During the hearing, a report surfaced from a Nebraska television station that a Big Ten announcement could come Tuesday night. The report is based on a comment made by Nebraska chancellor Ted Carter, which was recorded by a hot mic. “We're getting ready to announce the Huskers and Big Ten football tonight,” he says.

Blank, meanwhile, shed light on the conference’s decision to postpone fall sports during a two-hour hearing in front of the Senate Committee on Health, Education, Labor and Pensions.

“There were several main reasons for that,” she says of the decision, made Aug. 11. “One was that we were uncertain we could do the level of testing and contact tracing that we needed to keep athletes safe. Secondly, there was this growing evidence about heart-related myocarditis and that evidence was uncertain and it wasn’t clear what it means and we wanted to know more. There were a few other minor reasons.

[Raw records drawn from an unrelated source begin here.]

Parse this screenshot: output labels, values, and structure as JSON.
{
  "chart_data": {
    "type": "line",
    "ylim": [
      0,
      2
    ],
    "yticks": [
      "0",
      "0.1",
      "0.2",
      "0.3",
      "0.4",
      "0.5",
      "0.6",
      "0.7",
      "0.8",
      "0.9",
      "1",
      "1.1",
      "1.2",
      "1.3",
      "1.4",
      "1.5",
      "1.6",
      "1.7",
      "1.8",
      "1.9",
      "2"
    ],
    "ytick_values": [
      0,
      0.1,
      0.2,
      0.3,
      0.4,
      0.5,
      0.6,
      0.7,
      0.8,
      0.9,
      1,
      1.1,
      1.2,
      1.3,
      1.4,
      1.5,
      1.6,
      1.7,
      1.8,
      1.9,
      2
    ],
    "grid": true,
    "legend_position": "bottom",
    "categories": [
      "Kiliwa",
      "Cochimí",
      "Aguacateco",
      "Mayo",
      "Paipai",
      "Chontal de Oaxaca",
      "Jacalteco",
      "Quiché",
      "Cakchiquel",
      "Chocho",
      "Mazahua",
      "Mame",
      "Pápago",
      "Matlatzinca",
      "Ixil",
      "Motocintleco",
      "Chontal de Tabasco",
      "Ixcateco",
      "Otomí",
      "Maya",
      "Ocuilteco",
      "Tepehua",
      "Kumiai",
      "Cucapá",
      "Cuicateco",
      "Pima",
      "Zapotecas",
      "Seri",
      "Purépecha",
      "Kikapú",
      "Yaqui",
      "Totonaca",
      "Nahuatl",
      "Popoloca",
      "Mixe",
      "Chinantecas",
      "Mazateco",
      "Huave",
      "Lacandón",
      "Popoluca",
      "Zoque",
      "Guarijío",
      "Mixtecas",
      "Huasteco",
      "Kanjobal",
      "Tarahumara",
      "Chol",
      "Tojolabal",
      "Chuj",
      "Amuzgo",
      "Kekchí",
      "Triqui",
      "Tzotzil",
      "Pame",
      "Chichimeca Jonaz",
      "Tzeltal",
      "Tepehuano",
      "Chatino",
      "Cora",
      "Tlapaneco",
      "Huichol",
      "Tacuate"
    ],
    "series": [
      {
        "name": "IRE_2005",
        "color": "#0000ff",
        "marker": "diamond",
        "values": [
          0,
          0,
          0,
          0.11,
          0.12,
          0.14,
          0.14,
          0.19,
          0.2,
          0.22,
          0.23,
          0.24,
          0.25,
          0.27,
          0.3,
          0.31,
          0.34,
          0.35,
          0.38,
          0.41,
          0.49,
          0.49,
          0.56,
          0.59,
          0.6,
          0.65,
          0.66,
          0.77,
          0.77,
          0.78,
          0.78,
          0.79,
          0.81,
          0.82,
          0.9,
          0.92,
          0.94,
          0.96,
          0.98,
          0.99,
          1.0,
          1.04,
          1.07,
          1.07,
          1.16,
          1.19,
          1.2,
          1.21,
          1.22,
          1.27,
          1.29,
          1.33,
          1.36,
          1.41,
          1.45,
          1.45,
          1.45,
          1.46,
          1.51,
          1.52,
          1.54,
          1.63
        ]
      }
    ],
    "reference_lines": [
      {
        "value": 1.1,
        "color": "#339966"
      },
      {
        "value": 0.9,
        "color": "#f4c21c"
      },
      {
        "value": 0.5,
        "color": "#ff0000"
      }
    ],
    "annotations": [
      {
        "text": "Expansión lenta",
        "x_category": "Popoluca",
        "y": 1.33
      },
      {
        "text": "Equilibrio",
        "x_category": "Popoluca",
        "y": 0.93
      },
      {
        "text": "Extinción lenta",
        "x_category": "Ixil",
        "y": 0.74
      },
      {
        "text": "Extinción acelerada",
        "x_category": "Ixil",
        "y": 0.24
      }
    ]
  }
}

“Until we have answers to that, we will keep our season postponed. Once we have answers to that and to some of those issues and things that we have ways to deal with them effectively, we will try to plan a delayed season.”

During further questioning with Kaine about the Big Ten re-evaluating its decision, Blank told the lawmaker, “When such a decision happens, your first question should be ‘What’s changed?’

Hopefully we’ll have answers to exactly the issues I have raised.”